Our next visit was to the Balochistan Medical Complex (BMC) where the dead, dying and injured girls from the Women’s University (ages 16 to 23, shame on you gentlemen and women terrorists), just down the road, were taken after the blast in their bus. You have to see the site of a suicide bombing to believe it, which is all I will say.

Immediately after, we went to the Women’s University where the tragedy took place and met Vice Chancellor Mrs Sultana Baloch who, strong woman though she is, was still in tears talking about her girls. One was in tears oneself hearing her recount the ordeal they all went through: the complete panic that even the university for young Balochistani girls from all over, even Zhob, was not safe in the monstrous place we have made our country.

It was great to see the HRCP volunteer the services of trauma counsellors from Lahore and Karachi at its own expense if the University thought it would be helpful for those most affected by the mental anguish that such an event surely generates. The thing that stood out most was the spirit with which the young girls wanted the University to reopen and classes to restart. Maybe this generation that has seen the worst of it will, in the end, defeat the monsters?

We then visited the CMH to see the three girls being cared for there and were impressed by the quality of care and of the equipment, second to none in the country, that was being used. All three were in great spirits and wanting to return to their university like their other fellow-students. We also saw a police DSP and a Havildar of the FC, also gravely injured in the attack at the BMC and were told by the smart Lt Col, who was taking us around that, the police officer had barely survived.

The next day at 7.30 in the morning saw us on our way to Ziarat to visit the blown-up Residency in which the Quaid-e-Azam spent some few days when he was mortally ill. It is a hulk of what it was, burnt to ashes, even parts of the two great chinars in the front lawn, charred. Brought back memories when two friends. Lts Sabir Ali and Abdul Haque, and I of the same rank, actually stayed in rooms right adjacent to the Residency itself in August 1967.
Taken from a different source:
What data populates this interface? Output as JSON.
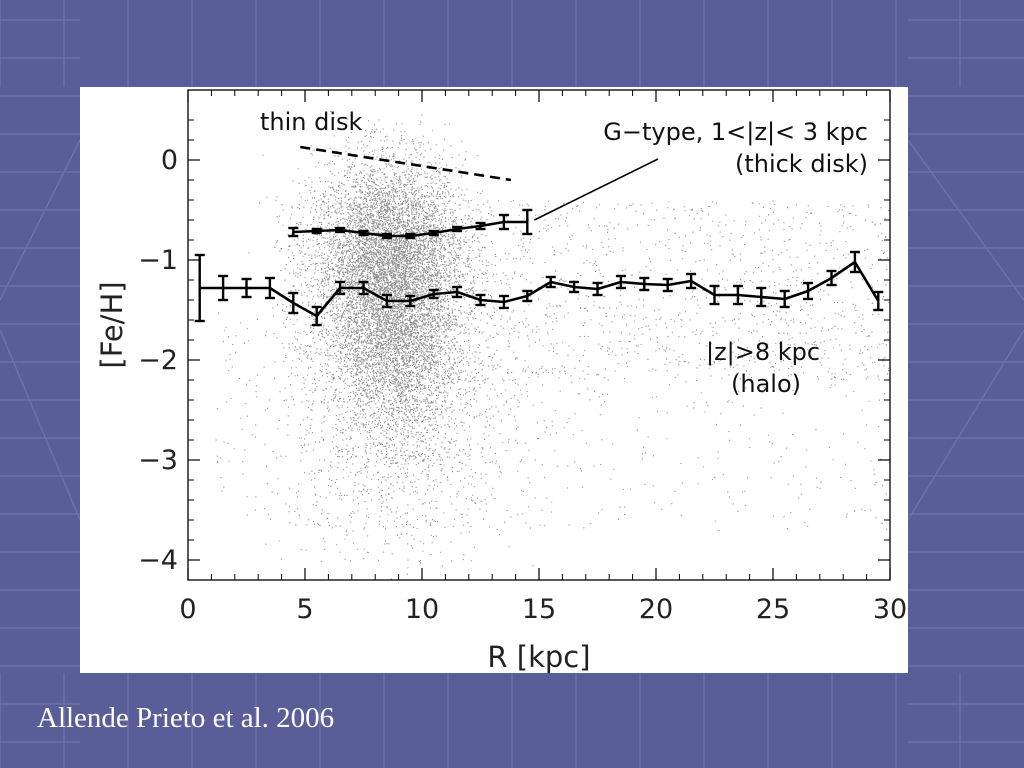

It hurt to see part of our national heritage burnt down; but it hurt infinitely more to see the distraught VC of the Women’s University; the injured girls and jawans, and the grieving relatives of the dead. Buildings can be rebuilt; the dead cannot be brought back and the lives of their loved ones cannot be put together again.

P S: Might one suggest to the PkMAP gentleman who said buildings such as the Quetta Residency brought back memories of the Raj (which is why it was destroyed) to burn down the Quetta Governor’s House and destroy the rail line to Quetta too? Listening, Abdus Samad Khan Achakzai?

Published in The Express Tribune, July 5th, 2013.